A slippery, synthetic duvet is slowly suffocating me, pressing me into the pillows that feel like they’re filled with rocks.  I’m tossing and turning to the sounds of the Beagle snoring at my feet, on top of my feet.  More heaviness.  I can’t breathe.  My throat feels like it’s clogged and someone is stomping on my chest.  It’s emotion.  Feeling displaced.  Both, it, and I…

Where am I?  This was a place I called home at some point, for some time.  The room has been transformed from a colorful teenage chaos filled with posters of Weimaraners dressed up as people and the beautiful face of Jim Morrison, to now, an office with two computer monitors and a couch that pulls out for my arrival.  My mother is sleeping in the room next door, ecstatic to have her little girl home, to tuck her in to a bed that was made with love for a sleepless night.  I drift in and out of consciousness, looking for home on this couch-bed, but home was left behind in Boulder, Colorado, and home is out, dancing and being free for a night away from me.

I try to push the Beagle over, to make some room for breath, for blood to reach my tingling feet, and in the innocence of her sleep, she growls.  Why am I here?  I gaze over and next to me, buried under a ton of heavy air sits “The Tibetan Book of The Dead,” and I remember that I am here to heal.   Here to process the anger that has been erupting like a volcano, being projected at home, on home; the anger that they say is the final stage in the grieving process.  But if grieving is cyclical and if grieving is a process, then how can there be a final step?  Perhaps, a spiral into the ether?

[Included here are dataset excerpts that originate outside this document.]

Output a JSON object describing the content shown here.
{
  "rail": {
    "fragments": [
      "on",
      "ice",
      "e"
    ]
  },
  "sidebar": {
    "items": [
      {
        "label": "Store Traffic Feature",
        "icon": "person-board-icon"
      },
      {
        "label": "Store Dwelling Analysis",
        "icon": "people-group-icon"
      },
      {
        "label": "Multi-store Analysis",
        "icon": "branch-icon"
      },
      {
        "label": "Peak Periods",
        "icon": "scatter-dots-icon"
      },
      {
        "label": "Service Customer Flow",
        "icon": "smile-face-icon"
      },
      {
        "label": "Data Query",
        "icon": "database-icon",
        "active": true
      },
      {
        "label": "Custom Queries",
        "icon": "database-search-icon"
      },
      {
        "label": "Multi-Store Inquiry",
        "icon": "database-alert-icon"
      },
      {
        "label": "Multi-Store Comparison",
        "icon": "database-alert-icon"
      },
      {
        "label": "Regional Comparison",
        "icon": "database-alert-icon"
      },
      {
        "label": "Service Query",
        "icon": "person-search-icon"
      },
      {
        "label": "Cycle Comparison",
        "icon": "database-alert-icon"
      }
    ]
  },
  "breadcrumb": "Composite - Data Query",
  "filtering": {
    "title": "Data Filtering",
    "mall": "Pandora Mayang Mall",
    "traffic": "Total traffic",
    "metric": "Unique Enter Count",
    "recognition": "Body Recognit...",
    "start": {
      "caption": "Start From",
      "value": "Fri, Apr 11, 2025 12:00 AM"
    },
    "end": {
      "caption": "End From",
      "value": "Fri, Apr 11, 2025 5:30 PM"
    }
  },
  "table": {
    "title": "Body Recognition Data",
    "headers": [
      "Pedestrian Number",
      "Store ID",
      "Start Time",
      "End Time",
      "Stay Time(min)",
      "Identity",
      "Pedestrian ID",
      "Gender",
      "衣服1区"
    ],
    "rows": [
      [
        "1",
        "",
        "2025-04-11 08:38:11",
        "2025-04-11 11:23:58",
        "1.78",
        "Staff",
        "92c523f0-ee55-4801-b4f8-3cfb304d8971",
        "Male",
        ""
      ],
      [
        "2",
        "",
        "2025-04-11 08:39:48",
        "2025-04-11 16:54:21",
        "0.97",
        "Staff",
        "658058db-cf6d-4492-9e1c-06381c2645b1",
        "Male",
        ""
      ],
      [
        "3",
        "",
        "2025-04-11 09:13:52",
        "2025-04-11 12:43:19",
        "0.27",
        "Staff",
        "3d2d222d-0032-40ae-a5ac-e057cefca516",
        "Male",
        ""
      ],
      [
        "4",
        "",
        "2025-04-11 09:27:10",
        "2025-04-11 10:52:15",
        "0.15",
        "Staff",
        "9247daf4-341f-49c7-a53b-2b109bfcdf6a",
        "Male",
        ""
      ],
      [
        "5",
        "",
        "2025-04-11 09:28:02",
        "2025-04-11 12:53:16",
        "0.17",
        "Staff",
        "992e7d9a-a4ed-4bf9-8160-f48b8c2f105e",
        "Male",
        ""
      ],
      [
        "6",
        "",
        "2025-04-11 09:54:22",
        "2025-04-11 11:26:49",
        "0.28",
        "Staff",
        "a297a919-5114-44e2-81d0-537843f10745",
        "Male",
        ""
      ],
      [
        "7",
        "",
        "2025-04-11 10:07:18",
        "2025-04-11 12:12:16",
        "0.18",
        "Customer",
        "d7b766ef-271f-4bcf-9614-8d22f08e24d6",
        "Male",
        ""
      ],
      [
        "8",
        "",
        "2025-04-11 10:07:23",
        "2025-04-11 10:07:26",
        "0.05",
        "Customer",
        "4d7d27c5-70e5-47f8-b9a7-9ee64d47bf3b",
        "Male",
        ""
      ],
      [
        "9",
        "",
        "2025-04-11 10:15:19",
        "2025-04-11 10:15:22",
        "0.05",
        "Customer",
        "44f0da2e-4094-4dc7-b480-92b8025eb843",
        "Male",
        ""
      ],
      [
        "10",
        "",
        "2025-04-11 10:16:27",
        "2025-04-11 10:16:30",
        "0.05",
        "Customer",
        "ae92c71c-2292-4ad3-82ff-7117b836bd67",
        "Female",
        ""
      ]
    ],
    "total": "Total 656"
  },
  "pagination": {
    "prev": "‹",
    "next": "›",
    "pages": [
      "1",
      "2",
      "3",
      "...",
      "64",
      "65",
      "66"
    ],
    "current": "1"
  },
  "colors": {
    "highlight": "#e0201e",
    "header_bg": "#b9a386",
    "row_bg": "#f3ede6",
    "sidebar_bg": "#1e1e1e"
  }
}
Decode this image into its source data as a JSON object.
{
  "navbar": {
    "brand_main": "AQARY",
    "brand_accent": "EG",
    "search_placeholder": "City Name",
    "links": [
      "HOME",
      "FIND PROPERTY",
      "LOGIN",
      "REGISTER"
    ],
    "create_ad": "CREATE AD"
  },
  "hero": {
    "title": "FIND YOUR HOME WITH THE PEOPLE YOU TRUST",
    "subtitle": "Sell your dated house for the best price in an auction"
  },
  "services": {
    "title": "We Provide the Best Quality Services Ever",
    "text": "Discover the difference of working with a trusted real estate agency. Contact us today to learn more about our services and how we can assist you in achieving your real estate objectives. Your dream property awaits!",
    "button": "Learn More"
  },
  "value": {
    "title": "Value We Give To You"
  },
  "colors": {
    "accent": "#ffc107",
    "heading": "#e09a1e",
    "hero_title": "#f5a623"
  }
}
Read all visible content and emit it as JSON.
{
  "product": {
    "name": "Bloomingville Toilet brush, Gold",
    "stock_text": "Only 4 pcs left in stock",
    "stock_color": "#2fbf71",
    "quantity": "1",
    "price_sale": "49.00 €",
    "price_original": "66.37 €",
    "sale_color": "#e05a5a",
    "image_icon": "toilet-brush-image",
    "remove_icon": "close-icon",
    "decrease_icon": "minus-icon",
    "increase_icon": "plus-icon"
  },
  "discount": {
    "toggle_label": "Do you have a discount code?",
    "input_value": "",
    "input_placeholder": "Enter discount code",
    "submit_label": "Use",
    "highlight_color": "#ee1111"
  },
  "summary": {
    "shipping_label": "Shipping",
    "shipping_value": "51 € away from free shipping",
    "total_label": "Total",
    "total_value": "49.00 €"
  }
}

The healing has been slow.  Is slow.  I’ve allowed the past to partially scab over, but picking my scabs has become a bad habit.  Sometimes, I just don’t want to forget.  I scratch to remember what I have lost, longing to hold it close to my heart.  Other times, I wish is to forget, but I bump into things that remind me, and the wounds re-open, get dirty, infected.  I bump into babies on the street, or people who don’t know.  I run into people who know but are too uncomfortable to face me.  I bump into smells, sounds, tastes.  I run myself crazy with memories.

I don’t know what I bumped into tonight, in the room from my past or the room of my dreams, but I am startled awake, remembering and feeling; the density of life.  I miss my home.  I miss Leif.  I miss all that never was.  I’m learning how to live so that I know how to die.  I’m trying.

There will be scars, no doubt.  Wounds like these don’t go unnoticed.  Anger alone leaves streaks behind, welts the size of small mountains.  But I will take scars any day over fresh wounds.  The scars show that I’m a survivor.  My heart beats stronger, and day by day, I’m healing just a little bit more.